Sr. Director:

En los tiempos en que el idioma todavía servía para decir cosas con sentido, pareja era una palabra honesta, trabajadora, de campo y de cuartel. Era la pareja de mulas, de bueyes o de asnos que araba, la de caballos que tiraba del carro, la de guardias civiles que patrullaba, la de soldados que marchaban a paso firme. Dos seres unidos por una función, no por un hashtag.

Pero llegó la modernidad, y con ella el sentimentalismo cursi, la corrección política y el infantilismo gramatical. La pareja dejó de arar, de tirar, de vigilar o de combatir, para empezar a “autopercibirse”. Lo que antes era un simple par -de zapatos, de bueyes o de tontos- se convirtió en una institución emocional con pretensiones metafísicas.

Hoy todo el mundo tiene, ha tenido o busca una pareja.
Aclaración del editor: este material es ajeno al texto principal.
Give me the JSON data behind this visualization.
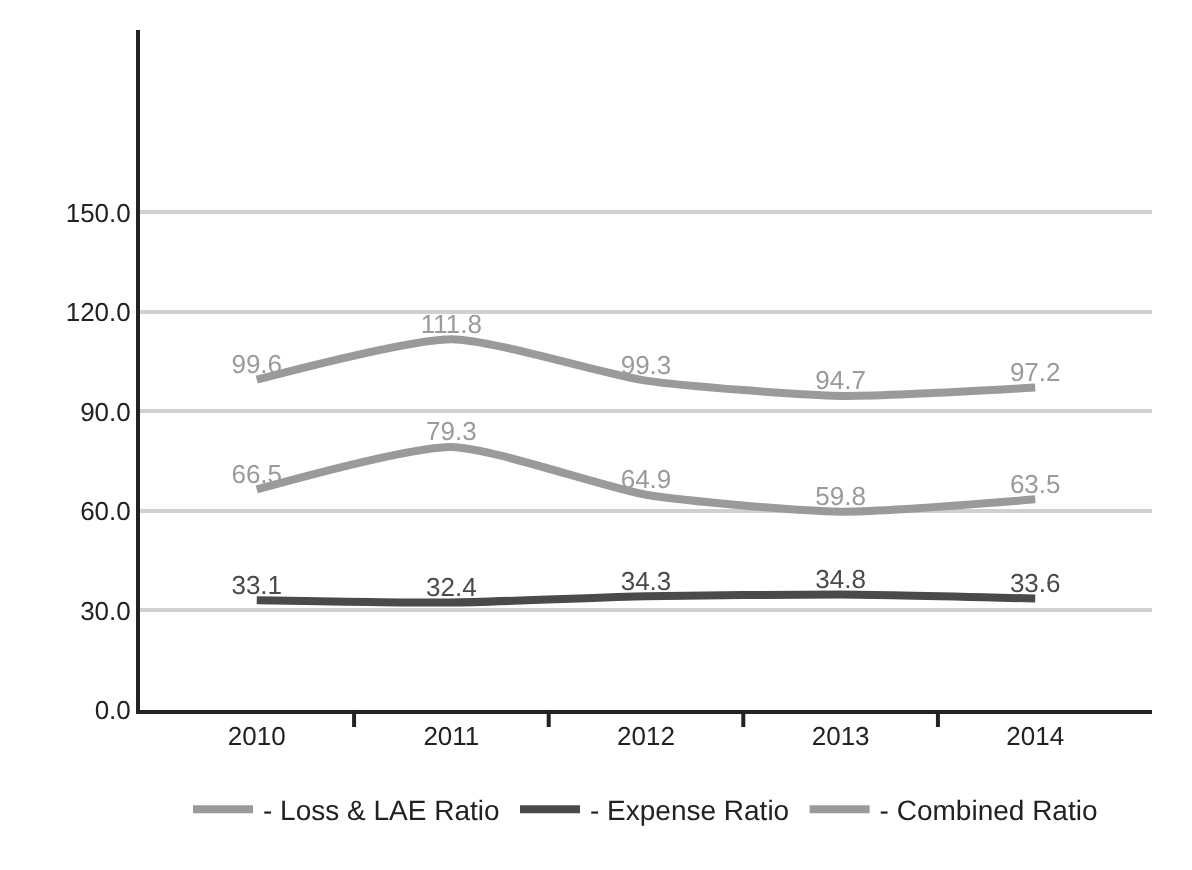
{
  "chart_data": {
    "type": "line",
    "categories": [
      "2010",
      "2011",
      "2012",
      "2013",
      "2014"
    ],
    "series": [
      {
        "name": "- Loss & LAE Ratio",
        "color": "#9a9a9a",
        "values": [
          66.5,
          79.3,
          64.9,
          59.8,
          63.5
        ]
      },
      {
        "name": "- Expense Ratio",
        "color": "#4a4a4a",
        "values": [
          33.1,
          32.4,
          34.3,
          34.8,
          33.6
        ]
      },
      {
        "name": "- Combined Ratio",
        "color": "#9a9a9a",
        "values": [
          99.6,
          111.8,
          99.3,
          94.7,
          97.2
        ]
      }
    ],
    "ylim": [
      0,
      205
    ],
    "yticks": [
      {
        "value": 0,
        "label": "0.0"
      },
      {
        "value": 30,
        "label": "30.0"
      },
      {
        "value": 60,
        "label": "60.0"
      },
      {
        "value": 90,
        "label": "90.0"
      },
      {
        "value": 120,
        "label": "120.0"
      },
      {
        "value": 150,
        "label": "150.0"
      }
    ],
    "grid": "y",
    "legend": "bottom",
    "marker": "none",
    "line_style": "solid",
    "data_labels": true
  }
}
Algunos incluso varias, simultáneamente o por temporadas. Ya no hay hombres ni mujeres: hay parejas. Ya no se tiene novia ni amante: se “mantiene una relación de pareja”. Todo se disuelve en una nebulosa sentimental donde la gramática y el sentido común mueren de aburrimiento.

Hubo un tiempo en que se decía con naturalidad: “vive con su novia”, “anda amancebado”, “están arrejuntados”. Palabras recias, sin tapujos, que designaban lo que designaban. Y antes aún, cuando la lengua era franca y la Iglesia tenía poder de metáfora, existían las barraganas y las mancebías: instituciones creadas -no sin realismo social- para que ciertos poderosos dejaran en paz a las mujeres comunes.

Pero el progreso lo iguala todo, incluso el lenguaje. Así nació la “pareja de hecho”, ese eufemismo jurídico que convierte en categoría administrativa lo que antaño era simple costumbre humana. Hoy uno puede ser pareja “de hecho”, “de derecho” o “de vete tú a saber”, según se autoperciba o se sienta… Falta poco para que los reformadores del idioma propongan el trinomio: pareja, parejo y pareje. Y, puestos a legislar, no faltará quien promueva una ley de protección para los aparejos ofendidos.

No exagero: el penúltimo invento del consenso socialfeminista-progresista -al que todo quisque se apunta por miedo a parecer cavernario- es una proposición de ley para “regular” el uso de palabras como cáncer, no sea que alguien se sienta herido. Pronto el dolor será un delito de opinión y el eufemismo, un derecho fundamental. “El eufemismo nos hará libres”, podría ser su lema.

Fernando Lázaro Carreter, en su antología El dardo en la palabra, ya advertía de esta peste de vocablos huecos, de la degeneración del lenguaje por la pereza y la ideología. Pero ni siquiera él podía imaginar hasta qué punto el español acabaría emparejado con la estupidez. Porque la palabra no sólo refleja el pensamiento: lo condiciona. Y cuando el lenguaje se empobrece, el pensamiento se licua.

De ahí que hoy el amor se confunda con el turismo emocional: todo es fugaz, “intenso”, “líquido”, “de experiencias”. Se “comparten momentos”, se “viven procesos”, se “atraviesan etapas”. Pero, en realidad, no se ama: se consume al otro, se sustituye y se desecha. La pareja moderna no es un par, sino una sucesión de monólogos solitarios.

Antes había favoritos y favoritas, sobrinos y mantenidas, expósitos y mancebos. Todo ello con nombres claros, sin vergüenza ni hipocresía. Ahora hay “parejas”, “exparejas”, “relaciones tóxicas” y “vínculos emocionales no lineales”. Una jerga de autoayuda y relativismo moral donde ya no se sabe si lo que se ama es a otro ser humano o la propia autopercepción.

Así va el idioma, arreando como puede, mientras los burócratas del lenguaje discuten si las palabras hieren. No se dan cuenta de que lo que verdaderamente hiere es la estupidez. Y en eso, ¡ay!, somos todos pareja de hecho.